Pizza, Limo und Kameras

Warten auf das Urteil im Mafia-Prozess gegen Italiens Ex- Regierungschef Andreotti. Die Richter sind seit zehn Tagen im Beratungsbunker  ■   Aus Palermo Werner Raith

Die Hotels sind überfüllt – zumindest die bei Journalisten bevorzugten besseren. Vor dem neuen Gefängnis, in dem sich der Hochsicherheitsgerichtssaal befindet, stehen seit Tagen Fernsehkameras. Extra angefahrene Pizza- und Getränkestände wurden nicht weit davon eingerichtet. Doch das Warten zieht sich hin: Vor mehr als zehn Tagen, seit dem 12. Oktober mittags, haben sich die Richter des Prozesses gegen den siebenmaligen Ministerpräsidenten Giulio Andreotti in das Beratungszimmer zurückgezogen, und die gesamte Presse ist seither auf reines Kaffessatzlesen angewiesen, wie das Urteil lauten wird.

Sehen die Richter das altbewährte Stehaufmännchen der italienischen Politik, mittlerweile 80 Jahre alt, der Unterstützung einer mafiosen Verienigung als überführt an und verurteilen ihn zu 15 Jahren, wie die Staatsanwaltschaft fordert? Oder hat sich Andreotti doch wieder aus der Schlinge ziehen können? 250 Verhandlungstage in vier Jahren Prozessdauer, 350 Zeugen, davon zwei Dutzend Mafia-Aussteiger, 800.000 Seiten Akten, eines der spektakulärsten Verfahren Italiens wird hier abgewickelt.

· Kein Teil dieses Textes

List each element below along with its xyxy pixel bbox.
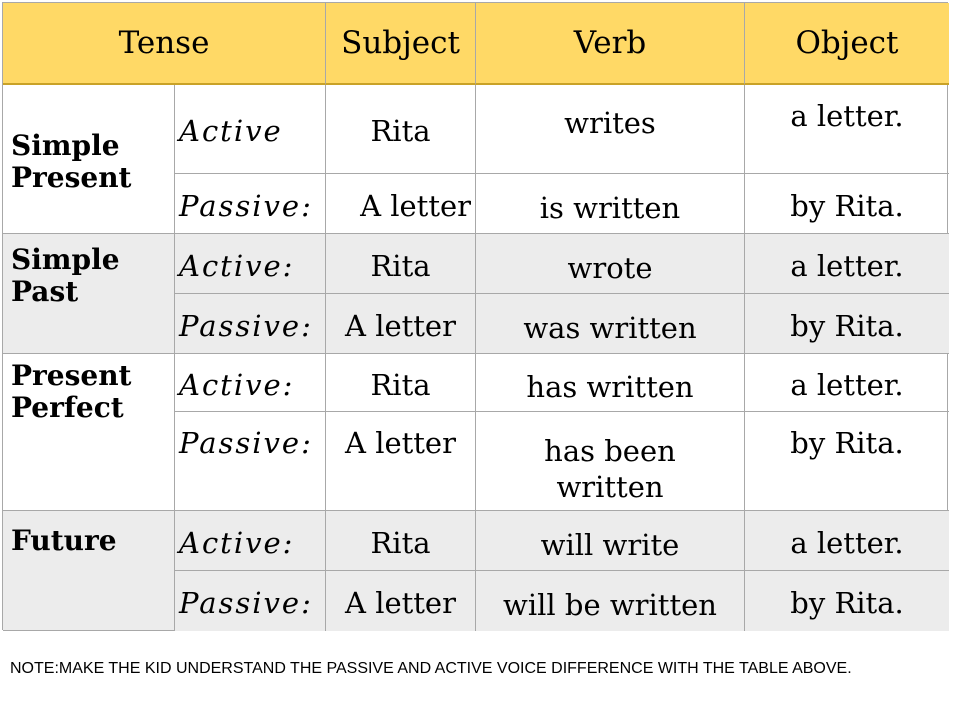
subject-cell: Rita bbox=[326, 511, 476, 571]
object-cell: a letter. bbox=[745, 234, 949, 294]
subject-cell: A letter bbox=[326, 571, 476, 631]
object-cell: by Rita. bbox=[745, 412, 949, 511]
verb-cell: writes bbox=[476, 85, 745, 174]
verb-cell: wrote bbox=[476, 234, 745, 294]
subject-cell: Rita bbox=[326, 85, 476, 174]
object-cell: by Rita. bbox=[745, 571, 949, 631]
voice-label: Passive: bbox=[175, 571, 326, 631]
subject-cell: Rita bbox=[326, 234, 476, 294]
voice-label: Passive: bbox=[175, 174, 326, 234]
verb-cell: will write bbox=[476, 511, 745, 571]
header-tense: Tense bbox=[3, 3, 326, 85]
tense-future: Future bbox=[3, 511, 175, 631]
object-cell: by Rita. bbox=[745, 174, 949, 234]
verb-cell: has written bbox=[476, 354, 745, 412]
object-cell: a letter. bbox=[745, 511, 949, 571]
voice-table bbox=[2, 2, 948, 630]
subject-cell: A letter bbox=[326, 294, 476, 354]
tense-simple-past: Simple Past bbox=[3, 234, 175, 354]
header-verb: Verb bbox=[476, 3, 745, 85]
voice-label: Active: bbox=[175, 354, 326, 412]
subject-cell: Rita bbox=[326, 354, 476, 412]
tense-present-perfect: Present Perfect bbox=[3, 354, 175, 511]
verb-cell: is written bbox=[476, 174, 745, 234]
voice-label: Passive: bbox=[175, 294, 326, 354]
object-cell: a letter. bbox=[745, 85, 949, 174]
teacher-note: NOTE:MAKE THE KID UNDERSTAND THE PASSIVE AND ACTIVE VOICE DIFFERENCE WITH THE TABLE ABOVE. bbox=[10, 660, 852, 677]
voice-label: Passive: bbox=[175, 412, 326, 511]
tense-simple-present: Simple Present bbox=[3, 85, 175, 234]
subject-cell: A letter bbox=[326, 412, 476, 511]
subject-cell: A letter bbox=[326, 174, 476, 234]
object-cell: a letter. bbox=[745, 354, 949, 412]
header-subject: Subject bbox=[326, 3, 476, 85]
voice-label: Active bbox=[175, 85, 326, 174]
verb-cell: has been written bbox=[476, 412, 745, 511]
object-cell: by Rita. bbox=[745, 294, 949, 354]
voice-label: Active: bbox=[175, 511, 326, 571]
verb-cell: was written bbox=[476, 294, 745, 354]
voice-label: Active: bbox=[175, 234, 326, 294]
header-object: Object bbox=[745, 3, 949, 85]
verb-cell: will be written bbox=[476, 571, 745, 631]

Und nun stehen die Journalisten vor den Toren der Justizmühle und sind ihrerseits auf tausenderlei Indizien angewiesen, wenn sie etwas berichten wollen. Ob der Urteilsspruch unmittelbar bevorsteht, erfahren sie zum Beispiel nicht von einem Gerichtssprecher: Sie müssen es aus den einzigen Orders entnehmen, die aus dem hermetisch abgeschlossenen Beratungszimmer hinausgelangen: für wie viele Tage der Vorsitzende in einem bestimmten Restaurant das Essen vorbestellt. Da nur noch für den gestrigen Freitag geordert wurde, könnte es am Wochenende so weit sein.

Aber auch das ist nicht gewiss. Einer der Verteidiger Andreottis ist nach Rom zurückgekehrt – er müsste einen halben Tag vor der Verkündigung informiert werden, um bei der Verlesung anwesend zu sein. Die Presse hat auch vor seinem Haus Beobachtungsposten aufgebaut.

Die Länge der Beratungen ist in Italien nicht unüblich – wenngleich sie bei einem einzigen Angeklagten schon sehr lange scheint. 1986/87 beim ersten Verfahren gegen die gesamte Mafia aus Parlermo dauerte es 35 Tage, bis die Richter geurteilt hatten: aber da waren immerhin 465 Angeklagte zu bewerten.

Mitunter haben solche Marathon-Beratungen ungewohnte Effekte: Als Richter Alfonso Giordano 1987 nach dem Mammutprozess aus dem Beratungszimmer trat, erkannte ihn niemand mehr, und die Carabinieri glaubten bereits an einen bösen Eindringling: Der Vorsitzende hatte fünzehn Kilo abgenommen und sich einen Vollbart wachsen lassen.

Ob Gerichtspräsident Francesco Ingargiola auch so aussieht, wenn er das Urteil verliest, ist daher mittlerweile Gegenstand eifriger Wetten: Sie stehen allerdings 1:10 gegen den Bart. Ingargiola gilt als supertrockener Jurist mit weltweitem Ruf. Schließlich war er vor mehr als 25 Jahren der allererste Richter, der den Mut hatte, den damals noch unumstrittenen Boss aller Bosse, Luciani Liggio, zu lebenslänglich Gefängnis zu verurteilen. Und daher stehen die Wetten für eine Verurteilung Andreottis zumindest bei Journalisten wesentlich günstiger als für den Bart Ingargiolas: Gut die Hälfte der Beobachter glaubt, der Politiker werde diesmal nicht mehr ohne Gefängnis davonkommen.